Not so long ago, economists resigned themselves to the fact that recession is just a part of the economic cycle. Then came John Maynard Keynes who shattered that dogma and revolutionized the science of economics. Will “Keynesian Economics” save us from the harmful effects of the business cycle?
By: Ringo Bones and Vanessa Uy
Despite the problems affecting our global economy like sub prime mortgage exposure and the worrying trend of economic recession, we often tend to forget the fact that business conditions have always been fluid and dynamic. One year, the markets are booming and bullish with jobs aplenty. Another year, the stock market goes into a free fall, and bankruptcy courts become more crowded than the Tokyo Subway at rush hour. As chronicled in our economic history books: recession, expansion, then recession follows a sequential saga. And in the memory of the bad old days of ruthless capitalism that brought us Black Tuesday – October 29, 1929 – the day the stock market crashed. Tales chronicling the “Great Depression” even mentioned about banks failing by the thousands and a very drastic slowdown of the US economy that weeds started to grow on the materialistic self-complacent provincialism of Main Street.
America’s post-World War II economy which is largely – if not totally – governed by the principles laid out by John Maynard Keynes in the hopes of making the 1929 “Black Tuesday” incident just an ugly footnote of the American economic history. Thus in the United States, pure capitalism has gradually given way to a mixed economy, in which the government shapes the tax and fiscal policies to stabilize the ups and downs of business. “Keynesian Economics” which is viewed by “conservative” Americans with disdain because it tends to undermine the Protestant / Calvinist work ethic that helped built the American nation, which in turn downgrades productivity. Government “over regulation” of industries like the savings and loans has resulted only in disaster. Despite of it’s detractors, the economic policies laid out by John Maynard Keynes gain widespread praise by economists for keeping a full-blown economic depression from ever happening again. But as the Federal Reserve Board acts to control the money supply and counteract the business cycle, can we really conclude that recessions are a thing of the past?

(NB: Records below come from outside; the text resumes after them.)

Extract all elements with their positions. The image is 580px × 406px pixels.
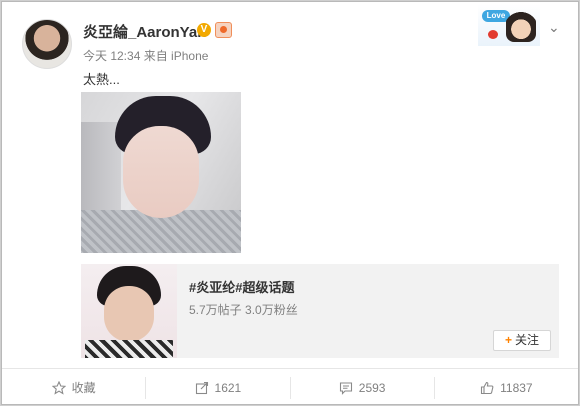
post-text: 太熱...	[83, 72, 120, 87]
topic-title[interactable]: #炎亚纶#超级话题	[189, 277, 294, 296]
author-avatar[interactable]	[22, 19, 72, 69]
comment-icon	[339, 381, 352, 395]
chevron-down-icon[interactable]: ⌄	[548, 19, 560, 36]
repost-icon	[195, 381, 208, 394]
apple-icon	[488, 30, 498, 39]
post-time[interactable]: 今天 12:34	[83, 49, 140, 63]
topic-image-shirt	[85, 340, 173, 358]
topic-stats: 5.7万帖子 3.0万粉丝	[189, 303, 298, 317]
post-source: 来自 iPhone	[143, 49, 209, 63]
follow-label: 关注	[515, 333, 540, 347]
favorite-button[interactable]: 收藏	[2, 377, 145, 399]
comment-button[interactable]: 2593	[289, 376, 434, 399]
cartoon-avatar-icon	[506, 10, 536, 42]
photo-face	[123, 126, 199, 218]
favorite-label: 收藏	[71, 381, 96, 395]
verified-badge-icon: V	[197, 23, 211, 37]
repost-count: 1621	[214, 380, 242, 395]
plus-icon: +	[504, 333, 512, 347]
action-bar: 收藏 1621 2593 11837	[2, 368, 578, 406]
weibo-post-card: 炎亞綸_AaronYan V 今天 12:34 来自 iPhone Love ⌄…	[1, 1, 579, 405]
topic-image-face	[104, 286, 154, 342]
vip-badge-icon	[215, 22, 232, 38]
post-photo[interactable]	[81, 92, 241, 253]
like-button[interactable]: 11837	[433, 376, 578, 399]
thumbs-up-icon	[481, 381, 494, 394]
topic-image[interactable]	[81, 264, 177, 358]
super-topic-card[interactable]: #炎亚纶#超级话题 5.7万帖子 3.0万粉丝 + 关注	[81, 264, 559, 358]
follow-button[interactable]: + 关注	[493, 330, 551, 351]
post-meta: 今天 12:34 来自 iPhone	[83, 47, 208, 64]
star-icon	[51, 380, 66, 395]
author-name[interactable]: 炎亞綸_AaronYan	[83, 21, 206, 42]
profile-sticker: Love	[478, 4, 540, 46]
comment-count: 2593	[358, 380, 386, 395]
repost-button[interactable]: 1621	[145, 376, 289, 399]
like-count: 11837	[500, 380, 533, 395]
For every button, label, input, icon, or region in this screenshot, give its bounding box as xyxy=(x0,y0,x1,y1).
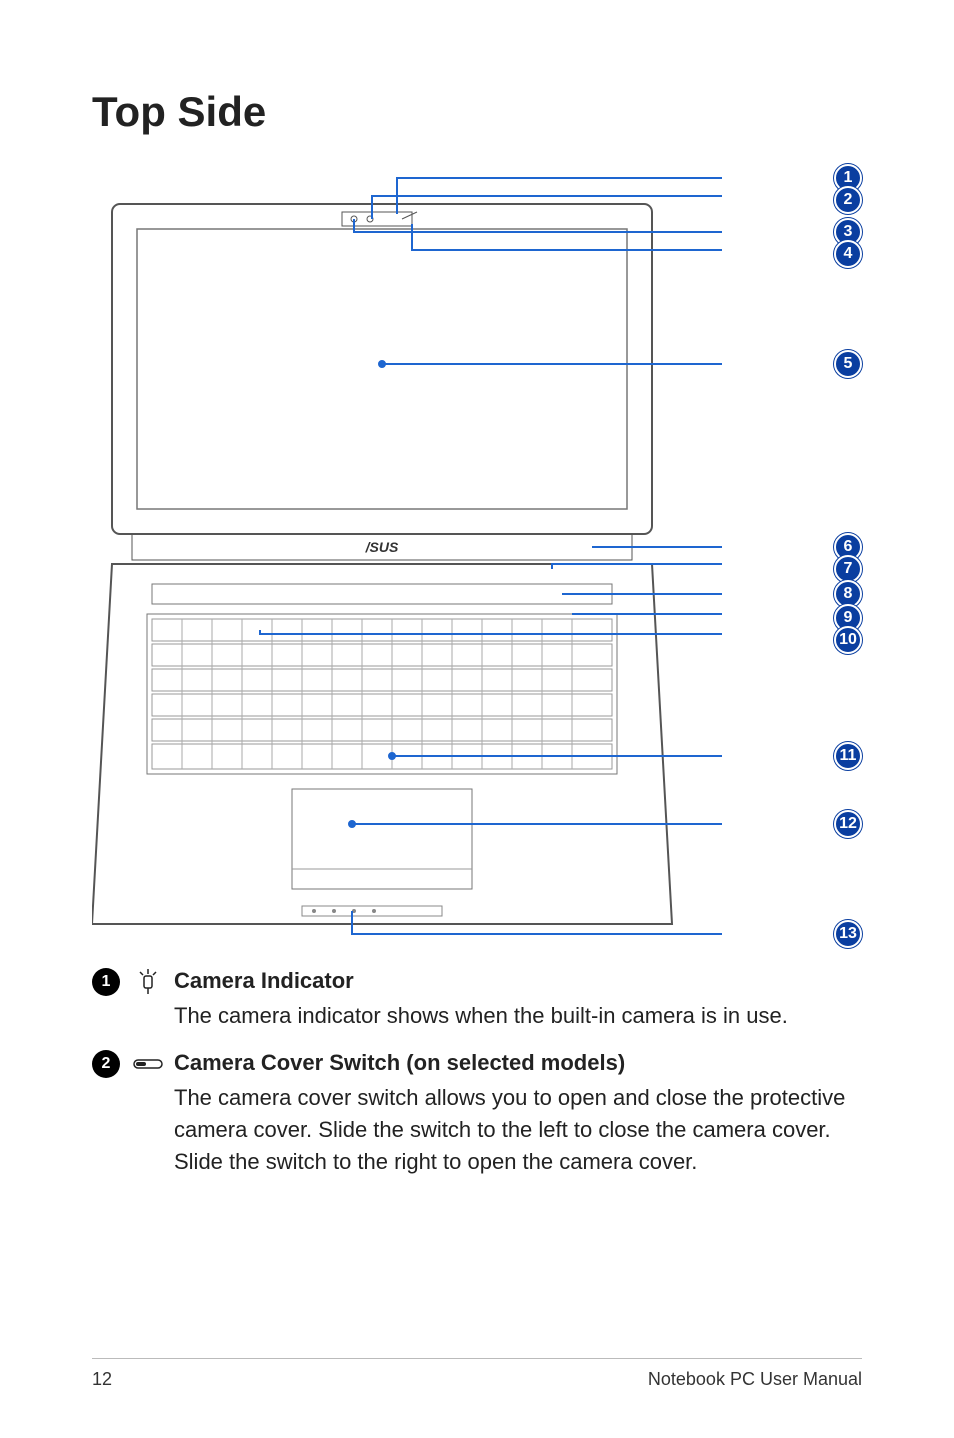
camera-indicator-icon xyxy=(132,968,164,996)
item-number: 1 xyxy=(92,968,120,996)
item-title: Camera Cover Switch (on selected models) xyxy=(174,1050,862,1076)
callout-7: 7 xyxy=(834,555,862,583)
item-number: 2 xyxy=(92,1050,120,1078)
laptop-svg: /SUS xyxy=(92,164,862,944)
item-title: Camera Indicator xyxy=(174,968,862,994)
callout-13: 13 xyxy=(834,920,862,948)
callout-5: 5 xyxy=(834,350,862,378)
section-title: Top Side xyxy=(92,88,862,136)
callout-11: 11 xyxy=(834,742,862,770)
page: Top Side /SUS xyxy=(0,0,954,1438)
description-item-1: 1 Camera Indicator The camera indicator … xyxy=(92,968,862,1032)
svg-text:/SUS: /SUS xyxy=(365,539,399,555)
item-body: The camera indicator shows when the buil… xyxy=(174,1000,862,1032)
callout-12: 12 xyxy=(834,810,862,838)
callout-10: 10 xyxy=(834,626,862,654)
laptop-diagram: /SUS xyxy=(92,164,862,944)
document-title: Notebook PC User Manual xyxy=(648,1369,862,1390)
switch-icon xyxy=(132,1050,164,1078)
description-item-2: 2 Camera Cover Switch (on selected model… xyxy=(92,1050,862,1178)
callout-2: 2 xyxy=(834,186,862,214)
page-number: 12 xyxy=(92,1369,112,1390)
callout-4: 4 xyxy=(834,240,862,268)
item-body: The camera cover switch allows you to op… xyxy=(174,1082,862,1178)
page-footer: 12 Notebook PC User Manual xyxy=(92,1358,862,1390)
description-list: 1 Camera Indicator The camera indicator … xyxy=(92,968,862,1178)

But economists tend to forget that economics – in general – is primarily greed driven. The promise of rich rewards / gains despite atrocious levels of risks is what makes traders take foolhardy decisions at the expense of their representative investors’ funds. And yet we can take real comfort in the fact that economic recessions are milder in the “Keynesian Mixed Economy” environment than they where under the pre - New Deal capitalism. And if they occur, post – World War II economic recessions are also shorter in duration and much rarer in occurrence. Let’s just hope that our current post – sub prime mortgage / credit crunch 2008 will follow this trend. Maybe the “worries” that made our grandparents and great grandparents gray and wrinkled is something that the under 25s will scarcely know.